Após agradecer o garçom e deixar-lhe uma gorjeta, você sai com o sentimento de que teve um momento muito especial e significativo.
A descrição é linda e pode revelar quão saudável ou doentia é nossa vida de oração.
Nesta bela estória a pergunta é simples, porem profunda, pois mostra o nosso relacionamento com Deus, e até que ponto Ele faz a grande diferença em nossa vida. Portanto nesta história, quem é Jesus?
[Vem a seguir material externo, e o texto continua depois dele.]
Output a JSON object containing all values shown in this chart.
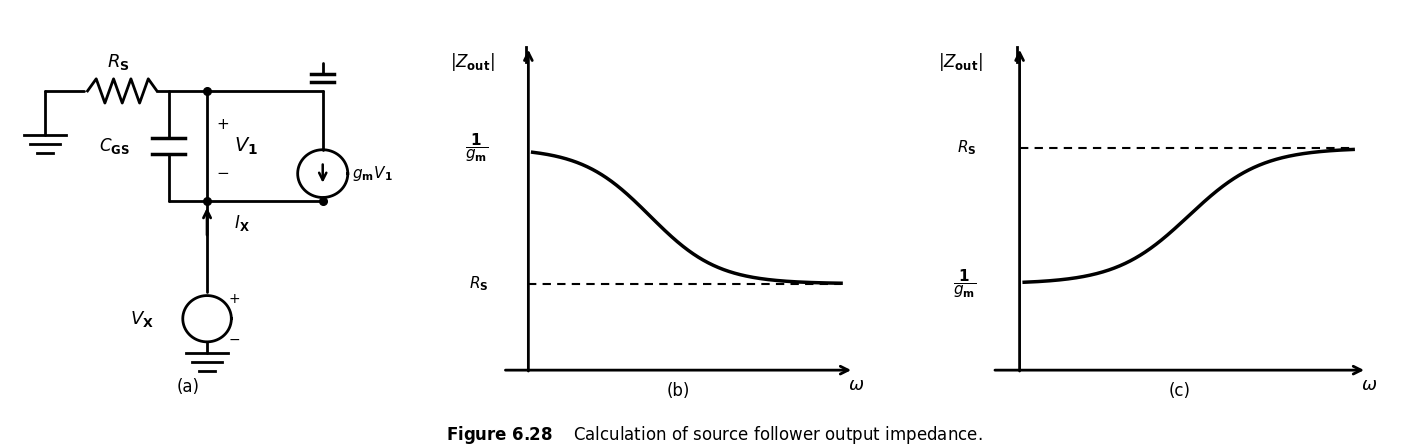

É o amigo no qual passamos horas e horas conversando, ou é o garçom que está sempre disponível para anotar os nossos pedidos, que chamamos quando precisamos?
As vezes, a pessoa com quem conversamos, nos abrimos e confidenciamos é o nosso próprio ego, enquanto Deus é o garçom que atua na periferia da cena. Ele se apresenta para responder aos pedidos determinados entre nós e nós mesmos. Ele escuta acerca das insatisfações quanto ao serviço prestado ou pode ouvir um muito obrigado no final do encontro e, quem sabe, até receber uma "gorjeta-oferta" de gratidão. Este Deus-garçom é um coadjuvante do evento. Quem nos absorve, influencia e orienta é nosso próprio ego.
Quem tem sido Deus em seus momentos de oração? A pessoa com que você se relaciona e se deixa envolver? Ou o garçom que é chamado para atender a lista de pedidos discutida entre você e seu ego?
Enquanto Deus não for o amigo, no qual sentamos e conversamos, que temos um relacionamento de intimidade, ficaremos sem entender os seus planos e propósitos para a nossa vida, Ele irá parecer alguém distante, conheceremos a religião, mas não o cristianismo, e a dúvida da vida irá sempre ressoar em nosso coração.
Por isso a minha oração é que transformemos Jesus no amigo a mesa e não no garçom.